Mortgage rates rose to two-week highs on Tuesday after lenders caught up with two days of weaker bond trading, lifting the average 30-year fixed quote to 6.13 percent. The move was less about a sudden jolt in markets than about timing, with many lenders holding off on Monday and then re-pricing all at once.
In practice, that left borrowers seeing a split picture: the 30-year fixed edged up, while the 15-year fixed rate was 5.53 percent, according to Zillow’s morning snapshot. A day earlier, the 30-year average was 6.00 percent and the 15-year was 5.50 percent, while a separate read said mortgage costs had already eased from March’s surge and that no Fed cut is expected this week.

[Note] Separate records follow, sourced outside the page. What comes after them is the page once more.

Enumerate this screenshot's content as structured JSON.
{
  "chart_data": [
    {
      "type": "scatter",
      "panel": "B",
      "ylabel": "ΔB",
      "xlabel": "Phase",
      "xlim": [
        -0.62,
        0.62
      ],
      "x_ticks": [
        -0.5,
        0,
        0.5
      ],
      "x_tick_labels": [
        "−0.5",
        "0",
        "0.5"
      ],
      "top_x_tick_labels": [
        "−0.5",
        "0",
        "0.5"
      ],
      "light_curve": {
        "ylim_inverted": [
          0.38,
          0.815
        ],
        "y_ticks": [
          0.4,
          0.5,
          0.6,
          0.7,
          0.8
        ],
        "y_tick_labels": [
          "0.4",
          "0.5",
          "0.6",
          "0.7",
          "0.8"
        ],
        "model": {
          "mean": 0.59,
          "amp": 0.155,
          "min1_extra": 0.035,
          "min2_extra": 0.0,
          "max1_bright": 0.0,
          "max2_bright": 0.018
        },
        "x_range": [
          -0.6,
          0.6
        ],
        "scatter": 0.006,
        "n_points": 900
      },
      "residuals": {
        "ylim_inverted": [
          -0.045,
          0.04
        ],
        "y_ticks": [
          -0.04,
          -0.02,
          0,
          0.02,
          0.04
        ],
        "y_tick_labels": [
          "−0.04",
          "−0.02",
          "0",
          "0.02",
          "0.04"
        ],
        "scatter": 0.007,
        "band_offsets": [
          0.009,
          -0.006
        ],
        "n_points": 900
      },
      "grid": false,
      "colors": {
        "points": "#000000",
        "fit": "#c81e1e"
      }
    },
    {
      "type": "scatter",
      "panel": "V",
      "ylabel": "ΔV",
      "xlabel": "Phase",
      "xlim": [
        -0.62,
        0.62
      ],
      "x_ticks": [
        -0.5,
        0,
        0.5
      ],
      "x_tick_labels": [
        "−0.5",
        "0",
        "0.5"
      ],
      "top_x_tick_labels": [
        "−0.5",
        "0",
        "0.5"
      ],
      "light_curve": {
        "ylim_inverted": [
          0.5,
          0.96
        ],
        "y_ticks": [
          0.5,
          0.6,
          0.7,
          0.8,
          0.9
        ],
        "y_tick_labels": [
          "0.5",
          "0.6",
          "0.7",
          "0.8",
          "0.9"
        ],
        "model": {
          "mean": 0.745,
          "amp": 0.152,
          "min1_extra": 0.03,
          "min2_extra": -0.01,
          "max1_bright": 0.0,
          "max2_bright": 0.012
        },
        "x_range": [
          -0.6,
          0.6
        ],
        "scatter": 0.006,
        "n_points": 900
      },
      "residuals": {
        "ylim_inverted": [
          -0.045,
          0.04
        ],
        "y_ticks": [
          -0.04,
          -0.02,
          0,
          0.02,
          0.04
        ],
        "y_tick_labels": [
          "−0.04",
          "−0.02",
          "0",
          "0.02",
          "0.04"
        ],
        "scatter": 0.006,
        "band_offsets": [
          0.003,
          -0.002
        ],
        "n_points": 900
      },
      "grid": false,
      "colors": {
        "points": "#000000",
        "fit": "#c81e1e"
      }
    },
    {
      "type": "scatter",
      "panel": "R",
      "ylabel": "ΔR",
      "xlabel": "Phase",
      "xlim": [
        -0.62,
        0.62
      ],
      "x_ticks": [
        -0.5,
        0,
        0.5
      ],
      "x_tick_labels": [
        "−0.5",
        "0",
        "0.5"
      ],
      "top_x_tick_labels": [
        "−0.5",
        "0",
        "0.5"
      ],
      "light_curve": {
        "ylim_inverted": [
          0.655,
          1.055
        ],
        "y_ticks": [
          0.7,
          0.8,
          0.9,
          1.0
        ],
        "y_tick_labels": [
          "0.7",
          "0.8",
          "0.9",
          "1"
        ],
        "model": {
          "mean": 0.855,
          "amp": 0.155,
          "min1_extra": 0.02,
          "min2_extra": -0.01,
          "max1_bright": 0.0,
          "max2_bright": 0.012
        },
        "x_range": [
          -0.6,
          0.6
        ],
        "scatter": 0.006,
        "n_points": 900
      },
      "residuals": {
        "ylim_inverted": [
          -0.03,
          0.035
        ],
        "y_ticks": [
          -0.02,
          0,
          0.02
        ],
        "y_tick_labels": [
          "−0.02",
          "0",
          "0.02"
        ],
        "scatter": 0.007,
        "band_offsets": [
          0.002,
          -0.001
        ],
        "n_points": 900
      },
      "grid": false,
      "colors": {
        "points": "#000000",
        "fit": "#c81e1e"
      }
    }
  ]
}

That puts pressure on would-be buyers and refinance shoppers, especially those focused on the 30-year loan, which is now back at its highest level since April 14. But the 15-year market remains relatively firmer, and the gap between purchase and refinance pricing still gives borrowers room to shop around rather than accept the first quote.
The next test is the Federal Reserve meeting and the run of economic data still ahead, which will help determine whether this week’s jump is just a lender catch-up or the start of another leg higher. If bond markets keep softening before lenders re-price again, rates could reset quickly; if not, the 30-year average may stay pinned near these highs into early May.